The employee's cost of insurance is almost entirely divorced from the service provided, except that larger companies can offer a small choice of insurers at different price points. Whatever the case, there is almost no "competition" for the employee's service because the employee is restricted to the few companies that sign deals with the employer. The cost the insurance companies charge was set between them and the employer, and the amount the employee is required to pay is also set NOT by the insurer, but by the employer, based on what they think they can charge as part of an overal benefit package and still retain their employee loyalty.

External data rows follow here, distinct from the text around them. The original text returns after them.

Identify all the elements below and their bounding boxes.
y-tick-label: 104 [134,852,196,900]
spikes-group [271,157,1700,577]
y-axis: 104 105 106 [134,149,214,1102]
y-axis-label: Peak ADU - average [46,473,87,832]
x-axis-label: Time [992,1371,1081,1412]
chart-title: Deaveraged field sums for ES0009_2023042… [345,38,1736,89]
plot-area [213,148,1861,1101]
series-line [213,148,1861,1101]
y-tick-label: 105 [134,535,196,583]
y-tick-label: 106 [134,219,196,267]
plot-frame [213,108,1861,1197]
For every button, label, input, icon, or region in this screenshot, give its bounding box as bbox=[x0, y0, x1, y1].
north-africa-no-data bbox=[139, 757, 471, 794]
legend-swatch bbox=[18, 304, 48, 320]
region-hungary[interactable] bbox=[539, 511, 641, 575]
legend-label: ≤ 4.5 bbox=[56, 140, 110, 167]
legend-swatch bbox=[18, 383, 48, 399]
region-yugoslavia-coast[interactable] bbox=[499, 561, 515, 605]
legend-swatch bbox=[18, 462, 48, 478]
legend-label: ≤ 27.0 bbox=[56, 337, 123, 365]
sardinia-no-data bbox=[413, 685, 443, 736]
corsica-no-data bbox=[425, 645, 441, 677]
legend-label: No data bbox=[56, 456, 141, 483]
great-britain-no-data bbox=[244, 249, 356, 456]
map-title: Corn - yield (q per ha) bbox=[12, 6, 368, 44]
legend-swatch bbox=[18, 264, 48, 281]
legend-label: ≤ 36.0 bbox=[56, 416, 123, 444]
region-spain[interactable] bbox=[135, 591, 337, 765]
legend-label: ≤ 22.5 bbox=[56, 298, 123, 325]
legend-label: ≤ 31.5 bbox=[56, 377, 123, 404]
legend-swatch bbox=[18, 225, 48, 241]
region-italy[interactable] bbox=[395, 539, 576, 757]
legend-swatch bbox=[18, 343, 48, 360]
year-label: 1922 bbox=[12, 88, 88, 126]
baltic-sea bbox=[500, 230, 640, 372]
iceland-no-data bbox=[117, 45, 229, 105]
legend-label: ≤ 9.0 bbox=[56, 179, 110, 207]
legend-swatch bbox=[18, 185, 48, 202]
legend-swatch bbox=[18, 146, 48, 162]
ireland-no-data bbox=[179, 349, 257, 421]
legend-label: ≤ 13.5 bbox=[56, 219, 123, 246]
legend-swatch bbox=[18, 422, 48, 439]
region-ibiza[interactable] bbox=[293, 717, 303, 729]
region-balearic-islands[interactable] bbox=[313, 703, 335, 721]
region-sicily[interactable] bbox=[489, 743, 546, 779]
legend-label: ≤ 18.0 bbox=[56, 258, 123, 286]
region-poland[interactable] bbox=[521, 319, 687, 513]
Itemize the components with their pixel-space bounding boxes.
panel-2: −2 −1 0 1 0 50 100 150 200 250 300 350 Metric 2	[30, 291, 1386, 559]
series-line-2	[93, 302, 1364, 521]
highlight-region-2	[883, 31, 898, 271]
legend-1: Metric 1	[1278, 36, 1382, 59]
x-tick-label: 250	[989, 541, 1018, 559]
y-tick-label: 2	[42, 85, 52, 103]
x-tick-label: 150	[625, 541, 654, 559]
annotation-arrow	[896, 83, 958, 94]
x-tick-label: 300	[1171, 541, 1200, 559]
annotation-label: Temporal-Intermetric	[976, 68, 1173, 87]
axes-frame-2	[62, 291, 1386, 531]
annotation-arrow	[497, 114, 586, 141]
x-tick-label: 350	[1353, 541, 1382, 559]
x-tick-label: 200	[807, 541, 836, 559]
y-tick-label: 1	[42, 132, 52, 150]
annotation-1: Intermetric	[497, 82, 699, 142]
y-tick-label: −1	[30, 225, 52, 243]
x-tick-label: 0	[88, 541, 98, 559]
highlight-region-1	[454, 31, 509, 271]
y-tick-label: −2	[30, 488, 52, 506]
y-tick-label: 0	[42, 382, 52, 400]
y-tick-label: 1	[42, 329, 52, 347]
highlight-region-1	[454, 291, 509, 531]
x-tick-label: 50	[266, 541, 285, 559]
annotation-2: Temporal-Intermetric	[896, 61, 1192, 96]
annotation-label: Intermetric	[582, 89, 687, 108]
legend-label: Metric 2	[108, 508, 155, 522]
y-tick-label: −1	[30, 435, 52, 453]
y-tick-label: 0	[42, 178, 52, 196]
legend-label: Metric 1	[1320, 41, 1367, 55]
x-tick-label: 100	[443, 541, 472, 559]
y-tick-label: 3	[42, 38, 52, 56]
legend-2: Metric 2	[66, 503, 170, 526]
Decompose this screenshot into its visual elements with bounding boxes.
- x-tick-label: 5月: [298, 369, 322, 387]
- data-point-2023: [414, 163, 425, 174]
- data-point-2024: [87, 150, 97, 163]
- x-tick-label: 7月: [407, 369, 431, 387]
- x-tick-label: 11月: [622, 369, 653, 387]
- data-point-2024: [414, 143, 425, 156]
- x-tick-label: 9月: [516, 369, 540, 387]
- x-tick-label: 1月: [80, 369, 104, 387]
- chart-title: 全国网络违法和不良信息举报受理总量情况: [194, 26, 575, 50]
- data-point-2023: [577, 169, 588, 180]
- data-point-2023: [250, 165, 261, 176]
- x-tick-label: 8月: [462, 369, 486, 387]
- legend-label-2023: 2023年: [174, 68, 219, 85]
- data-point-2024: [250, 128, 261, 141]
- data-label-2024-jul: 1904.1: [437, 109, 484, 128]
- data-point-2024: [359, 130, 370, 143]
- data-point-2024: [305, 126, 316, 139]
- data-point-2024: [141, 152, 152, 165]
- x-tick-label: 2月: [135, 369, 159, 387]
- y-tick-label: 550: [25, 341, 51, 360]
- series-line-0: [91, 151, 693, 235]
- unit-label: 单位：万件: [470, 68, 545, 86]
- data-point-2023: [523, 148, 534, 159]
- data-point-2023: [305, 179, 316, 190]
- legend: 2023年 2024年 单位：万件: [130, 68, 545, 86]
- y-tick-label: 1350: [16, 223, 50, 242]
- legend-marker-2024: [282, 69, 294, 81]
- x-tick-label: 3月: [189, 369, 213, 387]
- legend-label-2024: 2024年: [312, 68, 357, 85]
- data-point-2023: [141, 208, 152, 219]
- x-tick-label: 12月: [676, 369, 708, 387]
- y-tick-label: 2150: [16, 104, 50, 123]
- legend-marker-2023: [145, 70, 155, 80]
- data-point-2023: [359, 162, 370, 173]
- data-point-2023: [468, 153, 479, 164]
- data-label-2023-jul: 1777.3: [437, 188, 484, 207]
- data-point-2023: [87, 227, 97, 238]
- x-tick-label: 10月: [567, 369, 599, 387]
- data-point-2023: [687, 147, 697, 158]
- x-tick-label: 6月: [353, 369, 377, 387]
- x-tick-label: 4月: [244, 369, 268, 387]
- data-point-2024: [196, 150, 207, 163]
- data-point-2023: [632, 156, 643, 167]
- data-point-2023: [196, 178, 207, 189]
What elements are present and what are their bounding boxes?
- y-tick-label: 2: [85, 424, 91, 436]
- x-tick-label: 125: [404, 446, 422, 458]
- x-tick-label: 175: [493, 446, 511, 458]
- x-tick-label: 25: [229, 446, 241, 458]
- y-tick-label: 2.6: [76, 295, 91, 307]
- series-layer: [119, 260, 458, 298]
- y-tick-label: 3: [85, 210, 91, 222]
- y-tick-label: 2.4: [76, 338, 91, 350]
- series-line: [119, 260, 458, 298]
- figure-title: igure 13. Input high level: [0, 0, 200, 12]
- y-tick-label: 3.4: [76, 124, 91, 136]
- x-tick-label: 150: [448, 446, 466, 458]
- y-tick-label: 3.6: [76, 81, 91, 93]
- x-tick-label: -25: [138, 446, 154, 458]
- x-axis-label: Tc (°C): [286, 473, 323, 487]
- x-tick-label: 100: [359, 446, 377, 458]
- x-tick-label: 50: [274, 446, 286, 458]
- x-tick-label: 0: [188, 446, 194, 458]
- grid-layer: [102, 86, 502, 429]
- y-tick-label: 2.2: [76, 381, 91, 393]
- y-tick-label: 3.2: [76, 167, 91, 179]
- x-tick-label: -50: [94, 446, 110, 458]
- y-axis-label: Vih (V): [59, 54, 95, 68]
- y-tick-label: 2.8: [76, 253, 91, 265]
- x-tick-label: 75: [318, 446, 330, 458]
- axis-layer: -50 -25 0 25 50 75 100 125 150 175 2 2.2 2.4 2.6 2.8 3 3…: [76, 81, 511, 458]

The result is insurance companies with little reason to respond to individual needs EXCEPT if the employer cares, and an industry with no incentive to cut prices to "compete" for customers since the customers cannot "choose" between health providers, being locked into exclusive contracts through their employer/insurance provider agreements.
About the only way the health care consumer can feel they are getting a better deal is, perversely, to use the service MORE, since most "co-pay" values are low compared to the overal cost of insurance. Much like people at an "all-you-can-eat" buffet will take too much food because they "paid for it", people who have high-cost medical insurance with low co-pay values will use the service as often as possible because "they paid for it".
Normally doctors wouldn't discourage this because they do get some money on a per-visit basis. The insurance company may offer incentives to doctors who sluff off patients to "nurse practitioners", but negative publicity has largely prevented outright clauses in contracts to discourage people seeking medical treatment.
People need cars, but we don't have a system where everybody's car insurance covers mechanical repairs and yearly checkups to ensure cars keep running smoothly. And yet people seem to know to get their cars fixed when they break, to buy insurance that covers catastrophic problems like accidents, and if they care to they buy long-term "maintainence agreements" which are like throwing money away but do limit the downside of expensive repairs.
But you would NEVER get a system like that for health care, because there is NO incentive for employers to provide that kind of care. Since it largely leaves customers in charge of paying for their own "service", it would mean less money paid to the insurance companies. Since the doctors aren't guaranteed patients, they won't sign long-term agreements.
What we need to consider is BANNING employers from providing employee health care, forcing employees to get it on an individual basis, like they do car insurance and homeowners insurance.
Then we can force people, like we do for car insurance, to have certain "minimum" coverage either in personal investments, or in catastrophic care plans, so that there is money set aside for major expenses. Then we need to "punish" people for not having insurance, just as we do now for people and their cars and houses -- a person without car insurance crashes their car, they have to come up with their own money to buy a new car.
With such a plan for most of us, money would be available to provide indigent medical care, not the best care in the world but reasonable care for free. As much as it seems 'unfair' to "punish" people for not having money, it is a simple fact of life that, in our economic system, people with money do better than people without money. That provides incentives for people to work hard to earn money -- if there was no value to having money, most people would not work. If the "universal minimum" services are generous enough to satisfy a majority of the people, nobody will strive to earn enough money to pay for "better" services.
And in a world where things ARE rationed, where there may not be enough to go around, any system that determines who gets things will be unfair to those who do NOT get them, even if the choice is random. Better those things be given in a rational way to those who earn them. Not that wealth is the best indicator of earnings -- but it's what we have.